Social security disability attorney Gretchen Esselstein of the Ohio law firm Gallon, Takacs, Boissoneault & Schaffer Co., L.P.A., has written a very good post on common social security disability myths. I recommend her post, found at http://www.askgallonlaw.com/social-security/2012/01/debunking-common-social-security-disability-myths/.
I will be adding to and embellishing her good work with a series of 5 posts over the next few weeks with my own list of common myths I have come to understand in my 20 years of social security disability practice in Dallas Texas. Here is the first:
“Social Security told me that I can make up to $1,010 a month and it will not hurt my disability case”
Social security disability applicants who are struggling to pay their bills often ask the social security administration if “they can work part-time”. Social security routinely responds by indicating that social security disability claimants “can work” if they make less than the Substantial Gainful Activity (SGA) amount, which in 2012 is $1,010 a month. Many social security disability applicants find great comfort in this “assurance” and seek to purse both a claim for social security disability and work on a part-time basis. But in fact, in my experience, working part-time can and probably will hurt your social security disability case. So am I saying that Social Security is routinely lying to people? Not exactly. It is more in the realm of a factually true but misleading statement, and is an example of why social security disability applicants need an experienced, local social security disability attorney.
To understand this “half-truth” we must consider how social security determines whether an applicant is disabled. The social security administration follows a “5-step sequential evaluation process”. The first question is whether a claimant is “working”. Working is defined as performing “Substantial Gainful Activity”. Social security defines SGA as earning less than $1,010 a month. If a claimant is not working, then under the 5-step sequential evaluation process, the claim is not denied at the first step, and the analysis must move on to step 2.
When the social security administration says that it is “OK” to work under the SGA amount all it is really saying is that your claim will not be tossed out in the first round. It says nothing about the negative implications this part-time work can have on the case analysis in the crucial fourth and fifth steps of the sequential evaluation process.

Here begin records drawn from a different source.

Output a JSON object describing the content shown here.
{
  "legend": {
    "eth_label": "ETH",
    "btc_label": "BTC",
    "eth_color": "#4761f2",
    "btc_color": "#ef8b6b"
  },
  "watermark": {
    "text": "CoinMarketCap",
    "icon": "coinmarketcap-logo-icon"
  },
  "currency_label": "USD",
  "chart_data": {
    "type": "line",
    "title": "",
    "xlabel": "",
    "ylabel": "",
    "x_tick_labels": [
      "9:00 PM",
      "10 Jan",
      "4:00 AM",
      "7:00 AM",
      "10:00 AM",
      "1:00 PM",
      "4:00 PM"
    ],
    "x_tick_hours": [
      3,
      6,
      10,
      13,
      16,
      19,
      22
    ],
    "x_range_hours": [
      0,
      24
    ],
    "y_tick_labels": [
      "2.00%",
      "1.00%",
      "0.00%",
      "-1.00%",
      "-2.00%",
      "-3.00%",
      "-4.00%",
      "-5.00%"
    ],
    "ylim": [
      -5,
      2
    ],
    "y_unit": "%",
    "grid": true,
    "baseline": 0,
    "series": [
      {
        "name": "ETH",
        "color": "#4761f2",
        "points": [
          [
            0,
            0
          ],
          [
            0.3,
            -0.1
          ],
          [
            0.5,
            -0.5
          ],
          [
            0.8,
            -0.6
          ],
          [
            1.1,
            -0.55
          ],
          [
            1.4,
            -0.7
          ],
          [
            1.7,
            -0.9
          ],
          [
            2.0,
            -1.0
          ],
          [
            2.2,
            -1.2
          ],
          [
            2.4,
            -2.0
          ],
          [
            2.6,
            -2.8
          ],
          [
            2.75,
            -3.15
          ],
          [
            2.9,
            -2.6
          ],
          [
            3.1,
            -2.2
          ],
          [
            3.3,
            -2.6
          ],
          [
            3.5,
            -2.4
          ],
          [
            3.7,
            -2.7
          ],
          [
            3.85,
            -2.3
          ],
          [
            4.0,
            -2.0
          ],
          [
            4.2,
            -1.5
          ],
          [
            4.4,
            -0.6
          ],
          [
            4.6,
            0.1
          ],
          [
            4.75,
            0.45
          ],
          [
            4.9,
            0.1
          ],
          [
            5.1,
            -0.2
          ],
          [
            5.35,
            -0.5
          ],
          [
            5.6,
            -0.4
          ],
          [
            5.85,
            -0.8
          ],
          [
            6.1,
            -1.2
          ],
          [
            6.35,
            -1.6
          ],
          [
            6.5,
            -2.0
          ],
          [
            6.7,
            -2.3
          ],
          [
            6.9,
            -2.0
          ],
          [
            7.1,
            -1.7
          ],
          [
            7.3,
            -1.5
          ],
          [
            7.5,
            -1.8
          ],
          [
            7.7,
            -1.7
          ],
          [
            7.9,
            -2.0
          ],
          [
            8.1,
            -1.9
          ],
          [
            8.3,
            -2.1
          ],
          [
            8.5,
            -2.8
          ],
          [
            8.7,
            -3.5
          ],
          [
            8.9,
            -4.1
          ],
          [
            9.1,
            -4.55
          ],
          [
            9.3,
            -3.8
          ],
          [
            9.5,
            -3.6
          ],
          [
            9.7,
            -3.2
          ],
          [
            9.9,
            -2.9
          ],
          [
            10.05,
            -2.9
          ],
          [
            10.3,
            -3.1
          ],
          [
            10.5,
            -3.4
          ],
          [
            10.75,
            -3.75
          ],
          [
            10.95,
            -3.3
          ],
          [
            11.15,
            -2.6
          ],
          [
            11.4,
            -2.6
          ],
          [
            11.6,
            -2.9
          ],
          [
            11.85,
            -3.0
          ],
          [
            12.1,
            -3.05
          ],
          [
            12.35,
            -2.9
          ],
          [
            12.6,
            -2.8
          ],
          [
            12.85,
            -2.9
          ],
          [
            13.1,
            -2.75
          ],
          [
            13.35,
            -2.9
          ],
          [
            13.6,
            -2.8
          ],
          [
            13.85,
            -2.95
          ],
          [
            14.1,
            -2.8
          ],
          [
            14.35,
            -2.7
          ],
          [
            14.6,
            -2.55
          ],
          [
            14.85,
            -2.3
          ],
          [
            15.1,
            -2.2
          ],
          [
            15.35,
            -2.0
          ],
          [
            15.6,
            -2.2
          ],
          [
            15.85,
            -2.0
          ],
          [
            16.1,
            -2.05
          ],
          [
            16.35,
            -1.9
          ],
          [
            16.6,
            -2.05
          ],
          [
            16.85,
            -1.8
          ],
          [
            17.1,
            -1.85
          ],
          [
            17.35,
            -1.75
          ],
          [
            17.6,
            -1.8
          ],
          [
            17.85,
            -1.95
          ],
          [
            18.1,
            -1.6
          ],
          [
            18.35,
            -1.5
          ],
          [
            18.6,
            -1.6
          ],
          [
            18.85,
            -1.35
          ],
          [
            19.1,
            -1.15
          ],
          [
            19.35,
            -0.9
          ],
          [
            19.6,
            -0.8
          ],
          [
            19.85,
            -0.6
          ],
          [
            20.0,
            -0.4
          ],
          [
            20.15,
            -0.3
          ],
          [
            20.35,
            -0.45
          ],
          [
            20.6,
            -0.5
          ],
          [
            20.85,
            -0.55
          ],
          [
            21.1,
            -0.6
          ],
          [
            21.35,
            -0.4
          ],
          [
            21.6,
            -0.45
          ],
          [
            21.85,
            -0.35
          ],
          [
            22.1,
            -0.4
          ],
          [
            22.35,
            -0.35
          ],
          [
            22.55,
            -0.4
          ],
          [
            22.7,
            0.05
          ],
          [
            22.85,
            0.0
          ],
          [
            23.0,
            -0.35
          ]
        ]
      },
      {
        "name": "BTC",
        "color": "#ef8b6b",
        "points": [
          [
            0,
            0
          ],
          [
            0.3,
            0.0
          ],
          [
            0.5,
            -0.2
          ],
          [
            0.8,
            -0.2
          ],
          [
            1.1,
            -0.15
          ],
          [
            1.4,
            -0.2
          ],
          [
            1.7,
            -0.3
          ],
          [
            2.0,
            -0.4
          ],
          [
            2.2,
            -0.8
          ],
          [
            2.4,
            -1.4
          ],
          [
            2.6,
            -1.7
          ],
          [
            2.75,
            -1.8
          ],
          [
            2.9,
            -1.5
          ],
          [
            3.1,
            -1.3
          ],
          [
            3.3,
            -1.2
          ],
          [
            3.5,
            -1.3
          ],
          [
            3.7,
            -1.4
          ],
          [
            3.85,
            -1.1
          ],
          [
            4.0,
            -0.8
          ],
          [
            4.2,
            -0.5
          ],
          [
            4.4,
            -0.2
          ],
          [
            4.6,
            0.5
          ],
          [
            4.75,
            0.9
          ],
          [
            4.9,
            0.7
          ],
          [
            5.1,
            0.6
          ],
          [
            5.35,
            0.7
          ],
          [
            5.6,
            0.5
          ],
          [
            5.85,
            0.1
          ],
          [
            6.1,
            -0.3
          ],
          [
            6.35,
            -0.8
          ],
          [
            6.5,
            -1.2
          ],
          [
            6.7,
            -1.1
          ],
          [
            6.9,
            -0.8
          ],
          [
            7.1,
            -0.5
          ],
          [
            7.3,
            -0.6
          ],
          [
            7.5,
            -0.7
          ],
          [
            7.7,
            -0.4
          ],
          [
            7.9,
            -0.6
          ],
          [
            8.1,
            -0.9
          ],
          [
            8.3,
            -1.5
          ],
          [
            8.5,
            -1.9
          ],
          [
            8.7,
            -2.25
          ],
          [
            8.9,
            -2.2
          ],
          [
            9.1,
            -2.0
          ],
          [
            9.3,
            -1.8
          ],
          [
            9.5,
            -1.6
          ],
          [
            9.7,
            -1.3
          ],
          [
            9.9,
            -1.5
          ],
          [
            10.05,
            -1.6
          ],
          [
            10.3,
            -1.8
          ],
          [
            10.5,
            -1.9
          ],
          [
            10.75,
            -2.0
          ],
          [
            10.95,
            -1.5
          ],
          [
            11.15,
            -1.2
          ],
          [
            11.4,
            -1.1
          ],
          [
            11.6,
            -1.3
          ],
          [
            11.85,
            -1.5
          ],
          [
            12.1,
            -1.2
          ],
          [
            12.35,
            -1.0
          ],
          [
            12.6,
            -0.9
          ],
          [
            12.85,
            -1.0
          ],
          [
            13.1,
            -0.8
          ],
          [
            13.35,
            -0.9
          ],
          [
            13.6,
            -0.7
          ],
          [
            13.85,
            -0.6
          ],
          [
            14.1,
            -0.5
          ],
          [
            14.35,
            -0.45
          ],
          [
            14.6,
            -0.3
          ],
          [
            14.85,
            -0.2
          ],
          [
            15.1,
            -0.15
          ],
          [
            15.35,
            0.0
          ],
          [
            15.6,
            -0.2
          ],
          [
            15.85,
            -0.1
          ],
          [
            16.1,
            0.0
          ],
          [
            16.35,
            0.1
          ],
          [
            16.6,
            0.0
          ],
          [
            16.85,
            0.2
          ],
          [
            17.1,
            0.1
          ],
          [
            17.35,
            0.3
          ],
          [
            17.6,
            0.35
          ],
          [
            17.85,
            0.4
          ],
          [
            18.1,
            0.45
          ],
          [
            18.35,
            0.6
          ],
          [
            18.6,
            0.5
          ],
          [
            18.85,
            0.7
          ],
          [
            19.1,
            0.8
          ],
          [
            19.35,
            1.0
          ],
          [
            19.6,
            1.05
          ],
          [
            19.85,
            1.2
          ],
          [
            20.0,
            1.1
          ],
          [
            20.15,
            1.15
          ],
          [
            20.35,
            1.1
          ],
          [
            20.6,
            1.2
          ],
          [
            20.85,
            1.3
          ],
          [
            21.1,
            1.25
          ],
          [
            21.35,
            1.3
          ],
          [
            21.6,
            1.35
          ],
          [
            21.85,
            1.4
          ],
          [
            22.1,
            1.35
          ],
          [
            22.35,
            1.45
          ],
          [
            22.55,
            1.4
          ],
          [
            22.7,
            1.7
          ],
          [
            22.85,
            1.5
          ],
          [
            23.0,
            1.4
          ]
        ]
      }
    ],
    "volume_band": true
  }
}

So what are those negative implications?
Most cases that come before an Administrative Law Judge are decided at step 4, or step 5 of the sequential evaluation process. Step 4 asks the question: “can the claimant return to his or her past relevant work?”. If the ALJ finds a claimant cannot return to past relevant work she must move on to step 5, and ask: “Is there other work in the national ecomony that the claimant can do”. Step 4 and Step 5 focus on the critical question: “Can you Work”?
If a claimant is performing part-time work, the “Can-You-Work” question now centers on the part-time work. The ALJ is now thinking: “If she is doing part-time, why can’t she do full-time?”. More importantly the ALJ may be thinking “Is she purposely keeping her work under the SGA amount” (i.e., is the claimant “gaming the system”). The ALJ is apt to now focus her questions on how the claimant determined he could only work X hours a week. This is just not the place where I as an experienced social security disability want my client to be.